Aug. 17, 2018

Three stories—three Maxwell Grants!

The Shadow 100 The Death Triangle, The Crimson Death. And The Seven Deadly Arts by Maxwell Grant

I am going to assume that anyone that is likely to read this review knows the Shadow’s back-story. The really great thing about the Shadow novels is that the back-story isn’t repeated over and over ad infinitum throughout the series, unlike other pulp heroes.

To the Shadow, the weed of crime bears bitter fruit. He knows the evil that lurks in the hearts of men. The Shadow knows! The whisper of his laugh can freeze a killer in his tracks! The suggestion of moving darkness causes criminals to startle and swear.
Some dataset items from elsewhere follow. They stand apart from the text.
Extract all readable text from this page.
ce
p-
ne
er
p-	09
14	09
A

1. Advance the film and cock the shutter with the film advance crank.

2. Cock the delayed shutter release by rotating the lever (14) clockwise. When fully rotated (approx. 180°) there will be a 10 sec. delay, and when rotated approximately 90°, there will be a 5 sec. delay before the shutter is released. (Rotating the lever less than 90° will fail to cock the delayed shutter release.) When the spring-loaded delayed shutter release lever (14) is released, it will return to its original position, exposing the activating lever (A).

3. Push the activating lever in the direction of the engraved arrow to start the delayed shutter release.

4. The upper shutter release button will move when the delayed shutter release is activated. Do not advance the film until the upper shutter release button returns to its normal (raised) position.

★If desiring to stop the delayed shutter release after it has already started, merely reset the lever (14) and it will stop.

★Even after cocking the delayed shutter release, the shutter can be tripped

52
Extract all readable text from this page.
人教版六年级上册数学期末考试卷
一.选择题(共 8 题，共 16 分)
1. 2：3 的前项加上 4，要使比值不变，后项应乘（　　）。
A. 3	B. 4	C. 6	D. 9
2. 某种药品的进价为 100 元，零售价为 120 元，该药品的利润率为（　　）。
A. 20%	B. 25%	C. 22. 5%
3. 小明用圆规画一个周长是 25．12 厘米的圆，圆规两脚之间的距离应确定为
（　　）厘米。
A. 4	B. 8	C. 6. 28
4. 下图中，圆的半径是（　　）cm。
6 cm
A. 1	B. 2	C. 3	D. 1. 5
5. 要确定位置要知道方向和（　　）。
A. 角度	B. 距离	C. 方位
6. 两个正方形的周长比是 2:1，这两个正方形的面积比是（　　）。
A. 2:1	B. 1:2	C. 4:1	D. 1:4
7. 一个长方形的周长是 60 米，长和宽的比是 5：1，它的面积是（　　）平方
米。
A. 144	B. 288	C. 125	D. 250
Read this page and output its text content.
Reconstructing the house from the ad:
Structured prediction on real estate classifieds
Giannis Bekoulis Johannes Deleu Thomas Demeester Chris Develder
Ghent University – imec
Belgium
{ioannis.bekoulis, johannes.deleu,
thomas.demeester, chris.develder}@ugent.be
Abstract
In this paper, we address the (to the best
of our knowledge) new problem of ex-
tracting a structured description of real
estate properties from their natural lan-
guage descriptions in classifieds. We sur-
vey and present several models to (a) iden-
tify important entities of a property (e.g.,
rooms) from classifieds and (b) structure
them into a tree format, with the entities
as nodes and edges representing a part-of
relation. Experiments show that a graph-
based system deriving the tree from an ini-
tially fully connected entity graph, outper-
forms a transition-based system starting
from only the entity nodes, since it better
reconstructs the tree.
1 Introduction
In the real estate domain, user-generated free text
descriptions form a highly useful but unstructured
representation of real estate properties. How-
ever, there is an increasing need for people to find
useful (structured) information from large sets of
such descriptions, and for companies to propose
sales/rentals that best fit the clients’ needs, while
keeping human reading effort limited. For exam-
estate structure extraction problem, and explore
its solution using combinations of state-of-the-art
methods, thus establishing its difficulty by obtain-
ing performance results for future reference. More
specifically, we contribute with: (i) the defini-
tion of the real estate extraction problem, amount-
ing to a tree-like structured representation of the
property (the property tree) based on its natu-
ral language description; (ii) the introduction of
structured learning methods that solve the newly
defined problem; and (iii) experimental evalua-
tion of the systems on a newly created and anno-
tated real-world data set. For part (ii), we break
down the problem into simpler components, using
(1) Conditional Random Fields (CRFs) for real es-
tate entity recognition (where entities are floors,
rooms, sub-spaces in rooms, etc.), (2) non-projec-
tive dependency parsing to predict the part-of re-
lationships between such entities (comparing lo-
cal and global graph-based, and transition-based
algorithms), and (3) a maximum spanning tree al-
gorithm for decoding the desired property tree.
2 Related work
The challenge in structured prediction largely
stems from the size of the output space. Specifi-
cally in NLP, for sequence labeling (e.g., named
Many have tried to shoot it out with the Shadow. Few survived. Even wounded, the Shadow was a match for desperados everywhere.

Yet without the cape and hat, the Shadow might be any number of people. A master of disguise, he often fools people who have known the person he imitates for many years! To fans of the radio show, sorry, but while Lamont Cranston is the Shadow, the Shadow is NOT Lamont Cranston! Cranston is a real person, often in far-flung corners of the globe, so he makes a convenient face for the Shadow—with the real Cranston’s full knowledge and permission!

The true name of the Shadow is not revealed until issue 131 The Shadow Unmasks. And yet at times, even this identity is questionable. Perhaps the Shadow, like the Joker, prefers his life to be multiple choice!

As for these stories:

The Death Triangle was published October 15, 1933

This story was written by the original Maxwell Grant, Walter Gibson. Crime is underway and the Shadow has discovered three positions that form the area of a triangle. Writing notes to himself in his sanctum, he identifies them thus: The Murderer, the Informant, and the Betrayer! At stake is a mysterious deed, the legacy of Cyril Wycliff to his son, Howard. People are after that deed, which seems to be worth killing for…

 

The Crimson Death was published 8/1/1941

This story was written by the second Maxwell Grant, Theodore Tinsley. A daring robbery seems to net only a pink powder. It has been vacuumed into a tanker truck, then replaced with a similar powder. In a major double cross, the truck is wrecked deliberately, and the mastermind takes a few pounds of the powder, then sets the rig alight.  Among many other qualities, the powder is super inflammatory, burning with tremendous heat and difficult to put out.

People begin to die from what is termed “the falling illness.” Losing balance and becoming convulsive, they die quickly. As they lie dying, blood begins to trickle from their ears. The Shadow makes progress on solving the crime, but our mastermind also imitates the Shadow. The Shadow is thus wanted for murder!

The Seven Deadly Arts was published 10/1/1946

This story is by the third and last Maxwell Grant, Bruce Elliot. Most of Elliot’s Shadow stories were sub-par when compared to Gibson and Tinsley. This may be the best of the worst.

Many Shadow stories are a tad eerie, but this one touches bases heretofore left unexplored. A voodoo priestess chants over packages brought by people in garish carnival masks. An old man is delivered a voodoo doll of himself pierced with two pins. The belief that this is a true threat causes him to have a possible heart attack.

The Shadow seems like a de-fanged serpent in this story, having little of his usual ability. The final reveal is fair, but I don’t think the build-up really led in that direction.

So what we have here are two terrific Shadow stories by Gibson and Tinsley. Add to that the story by Elliot that was likely his best, and the book gets 5 stars.